By contrast, Sen. Lindsey O. Graham (R-S.C.), author of the legislation, argues that the changes will expedite the long-delayed cleanup in South Carolina and give his state control over the process, without forcing Idaho or Washington to accept the same conditions. To prove his point, Mr. Graham has offered an amendment designed to prevent the Energy Department from "rewarding" South Carolina for its cooperation with extra funding, and he says he will support more explicit language if necessary. For her part, Ms. Cantwell has offered an amendment striking out the relevant paragraphs altogether.
At its heart, this argument -- which was acrimonious enough to stall the entire defense bill before the Memorial Day recess -- is about the lack of any national agreement about what "clean" means in the case of a nuclear waste site and about the absence of meaningful standards for the classification of nuclear waste. Everyone involved agrees that the federal government is ultimately responsible for disposing of the waste in these three sites.
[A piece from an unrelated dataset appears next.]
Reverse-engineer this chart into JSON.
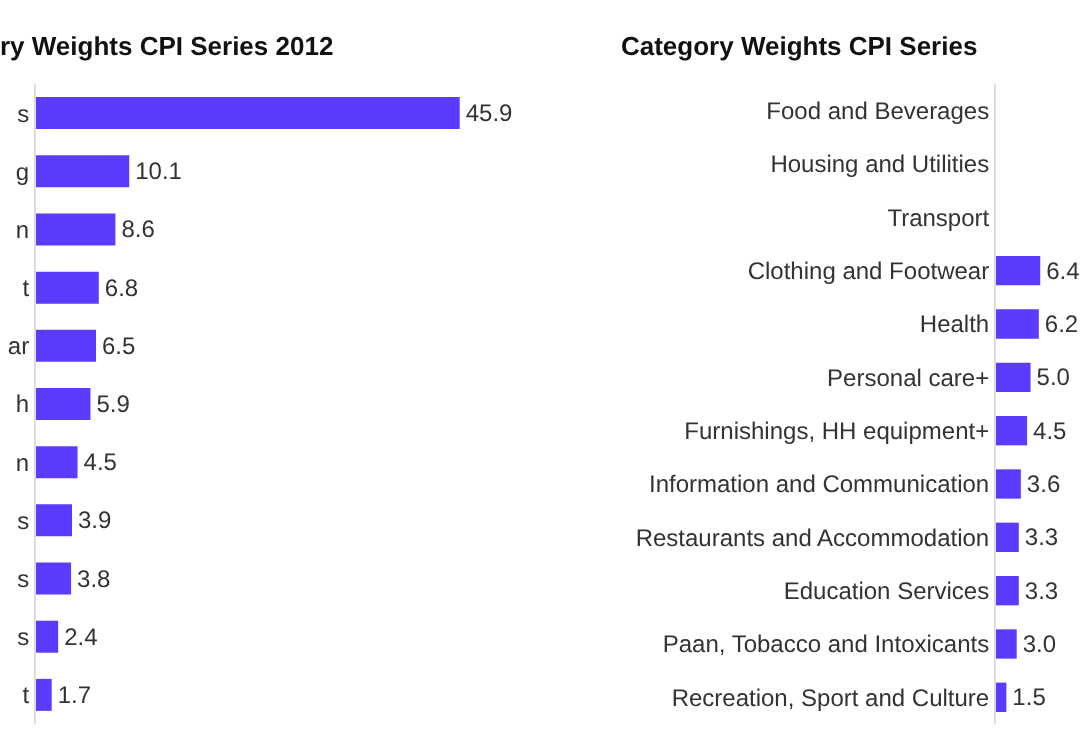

Nobody agrees on who determines when the disposal has been completed. But clearly, a situation in which states compete to reach private agreements with the Energy Department and then rush to put them into legislation is untenable. Congress should take this political spat as a sign that the previous rules still aren't working, determine clear jurisdiction and ensure that decisions are ultimately made according to the best scientific standards, not as the outcome of a political battle between states.